Early on in the process, aspirants are asked to identify up to 100 potential benefactors.
The aspirants write letters notifying benefactors that they will be calling to set up a face-to-face meeting, where the aspirants introduce themselves and share their vocation stories.
The aspirants will politely ask for support, but even if the benefactor cannot commit financially, the aspirants will ask how they can pray for them.
“It’s really between God and that person, not the aspirant and that person,” Daley said. “A lot of the stress goes away when the aspirants don’t so much focus on money as they do on the relationship with that potential benefactor, opening the door and having that conversation. It’s really between God and that person if they give and how much they give. As an aspirant, you can’t control that, nor do you want to. It’s not your say.”

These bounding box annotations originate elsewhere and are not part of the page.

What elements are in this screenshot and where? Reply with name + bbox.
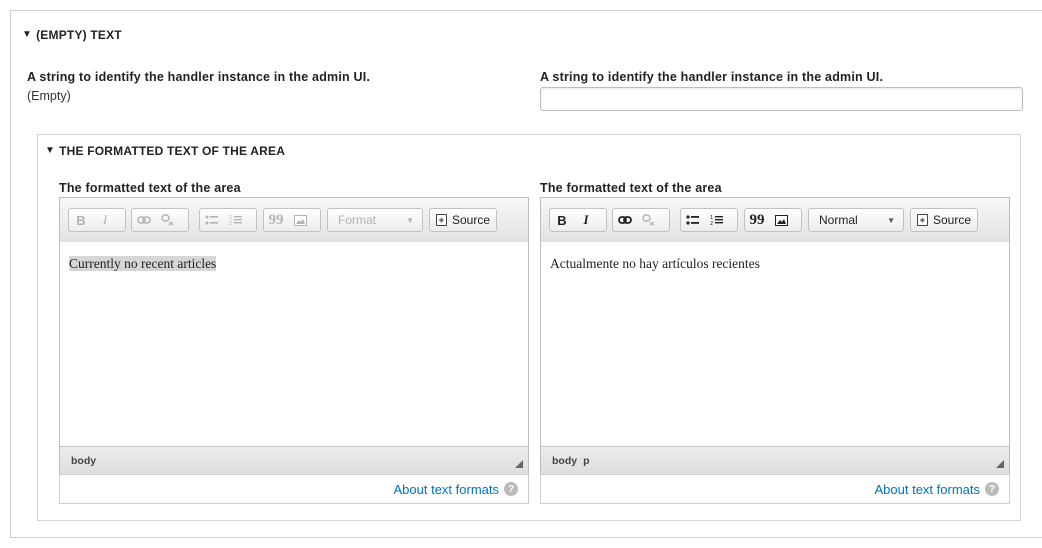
- list-group: 12: [199, 208, 257, 232]
- image-icon[interactable]: [288, 209, 312, 231]
- formatted-text-fieldset: ▼ THE FORMATTED TEXT OF THE AREA The for…: [37, 134, 1021, 521]
- editor-status-bar: body: [60, 446, 528, 474]
- editor-toolbar: B I: [541, 198, 1009, 243]
- source-icon: ◈: [436, 214, 447, 226]
- admin-label-input[interactable]: [540, 87, 1023, 111]
- editor-left: B I 1 2 99 Format ▼ ◈ Source Currently n…: [59, 197, 529, 505]
- svg-text:2: 2: [229, 221, 232, 226]
- list-group: 12: [680, 208, 738, 232]
- bold-button[interactable]: B: [69, 209, 93, 231]
- editor-frame: B I: [540, 197, 1010, 475]
- blockquote-icon[interactable]: 99: [745, 209, 769, 231]
- editor-toolbar: B I: [60, 198, 528, 243]
- help-icon[interactable]: ?: [504, 482, 518, 496]
- empty-text-legend[interactable]: ▼ (EMPTY) TEXT: [22, 28, 122, 42]
- source-button[interactable]: ◈ Source: [910, 208, 978, 232]
- chevron-down-icon: ▼: [887, 215, 895, 225]
- admin-label-right: A string to identify the handler instanc…: [540, 70, 884, 84]
- empty-text-fieldset: ▼ (EMPTY) TEXT A string to identify the …: [10, 10, 1042, 538]
- element-path-item[interactable]: p: [583, 455, 589, 467]
- element-path-item[interactable]: body: [552, 455, 577, 467]
- source-icon: ◈: [917, 214, 928, 226]
- editor-right: B I 1 2 99 Normal ▼ ◈ Source Actualmente…: [540, 197, 1010, 505]
- insert-group: 99: [263, 208, 321, 232]
- bold-button[interactable]: B: [550, 209, 574, 231]
- format-select-value: Format: [338, 213, 377, 227]
- chevron-down-icon: ▼: [406, 215, 414, 225]
- formatted-text-title: THE FORMATTED TEXT OF THE AREA: [59, 144, 286, 158]
- editor-content-text: Currently no recent articles: [69, 256, 217, 271]
- insert-group: 99: [744, 208, 802, 232]
- source-button-label: Source: [451, 213, 490, 227]
- collapse-icon: ▼: [45, 145, 56, 156]
- link-group: [131, 208, 189, 232]
- format-select[interactable]: Format ▼: [327, 208, 423, 232]
- editor-label-right: The formatted text of the area: [540, 181, 722, 195]
- editor-content-text: Actualmente no hay artículos recientes: [550, 256, 760, 271]
- format-select-value: Normal: [819, 213, 858, 227]
- italic-button[interactable]: I: [574, 209, 598, 231]
- resize-handle-icon[interactable]: [515, 460, 523, 468]
- source-button-label: Source: [932, 213, 971, 227]
- basic-styles-group: B I: [549, 208, 607, 232]
- editor-content[interactable]: Actualmente no hay artículos recientes: [541, 242, 1009, 445]
- element-path-item[interactable]: body: [71, 455, 96, 467]
- numbered-list-icon[interactable]: 12: [224, 209, 248, 231]
- admin-label-value: (Empty): [27, 89, 71, 103]
- editor-label-left: The formatted text of the area: [59, 181, 241, 195]
- empty-text-title: (EMPTY) TEXT: [36, 28, 122, 42]
- help-icon[interactable]: ?: [985, 482, 999, 496]
- formatted-text-legend[interactable]: ▼ THE FORMATTED TEXT OF THE AREA: [45, 144, 285, 158]
- admin-label-left: A string to identify the handler instanc…: [27, 70, 371, 84]
- editor-content[interactable]: Currently no recent articles: [60, 242, 528, 445]
- numbered-list-icon[interactable]: 12: [705, 209, 729, 231]
- italic-button[interactable]: I: [93, 209, 117, 231]
- collapse-icon: ▼: [22, 29, 33, 40]
- link-group: [612, 208, 670, 232]
- about-text-formats-link[interactable]: About text formats: [875, 482, 981, 497]
- format-select[interactable]: Normal ▼: [808, 208, 904, 232]
- link-icon[interactable]: [132, 209, 156, 231]
- bulleted-list-icon[interactable]: [200, 209, 224, 231]
- source-button[interactable]: ◈ Source: [429, 208, 497, 232]
- image-icon[interactable]: [769, 209, 793, 231]
- link-icon[interactable]: [613, 209, 637, 231]
- text-format-wrapper: About text formats ?: [59, 474, 529, 504]
- basic-styles-group: B I: [68, 208, 126, 232]
- text-format-wrapper: About text formats ?: [540, 474, 1010, 504]
- editor-frame: B I: [59, 197, 529, 475]
- resize-handle-icon[interactable]: [996, 460, 1004, 468]
- about-text-formats-link[interactable]: About text formats: [394, 482, 500, 497]
- unlink-icon[interactable]: [637, 209, 661, 231]
- bulleted-list-icon[interactable]: [681, 209, 705, 231]
- svg-text:2: 2: [710, 221, 713, 226]
- unlink-icon[interactable]: [156, 209, 180, 231]
- editor-status-bar: body p: [541, 446, 1009, 474]
- blockquote-icon[interactable]: 99: [264, 209, 288, 231]
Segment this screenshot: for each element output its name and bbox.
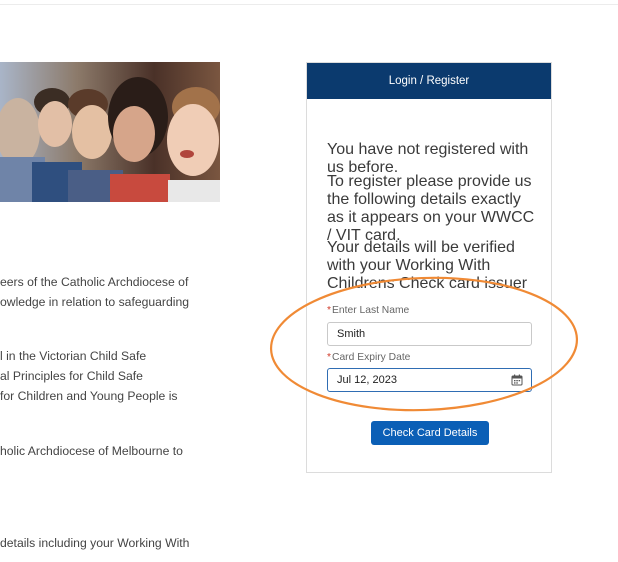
register-instructions-text: To register please provide us the follow…	[327, 173, 535, 244]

Fundraising as ministry in itself
Snee, who describes herself as a natural introvert, said she was initially intimidated by the idea of fundraising, and added that she was out of her comfort zone for the two six-month program sessions she completed. With the help and advice of her accountability partner, Snee said she not only saw the Holy Spirit working on her benefactors, but also in herself.
“I began to see what I was doing less as fundraising and more as a ministry,” she said. “It’s made me more charitable and my attitude toward charity has increased. My capacity to love has grown. It’s helped me to open my eyes that this is how God works in the world.”
Bill Duffert, 28, a seminarian for the Archdiocese of MinneapolisSt. Paul, said the relationships formed between aspirant and benefactor are mutually beneficial.
“Those are relationships I hope and pray I will continue to have, God willing, into my priestly life,” said Duffert, who is on track to be ordained a priest in 2021. Before discerning a priestly vocation, Duffert was a school teacher with plans of one day getting married and raising a family.
“But there was a stirring in my heart that God might be calling me to become a priest. It was just a quiet, persistent stirring that just wouldn’t go away,” said Duffert, who worried that his student loans would prevent his vocation.
Duffert had no previous fundraising experience before joining the Labouré Society.
“It is definitely a humbling experience to ask someone for help, no matter what that entails, but especially when you’re asking for financial support,” Duffert said. “It’s humbling to put yourself in a vulnerable situation and invite someone into your vocation story, to ask for their financial support and prayers.”
If he is ultimately ordained to the priesthood, Duffert said he hopes to express his gratitude to the men and women who made it possible. Said Duffert, “I’d want to say to them, ‘Thank you so much. You got me to this place. You made it possible for me to go to formation and be ordained a priest.’”
BRIAN FRAGA is a Legatus magazine staff writer.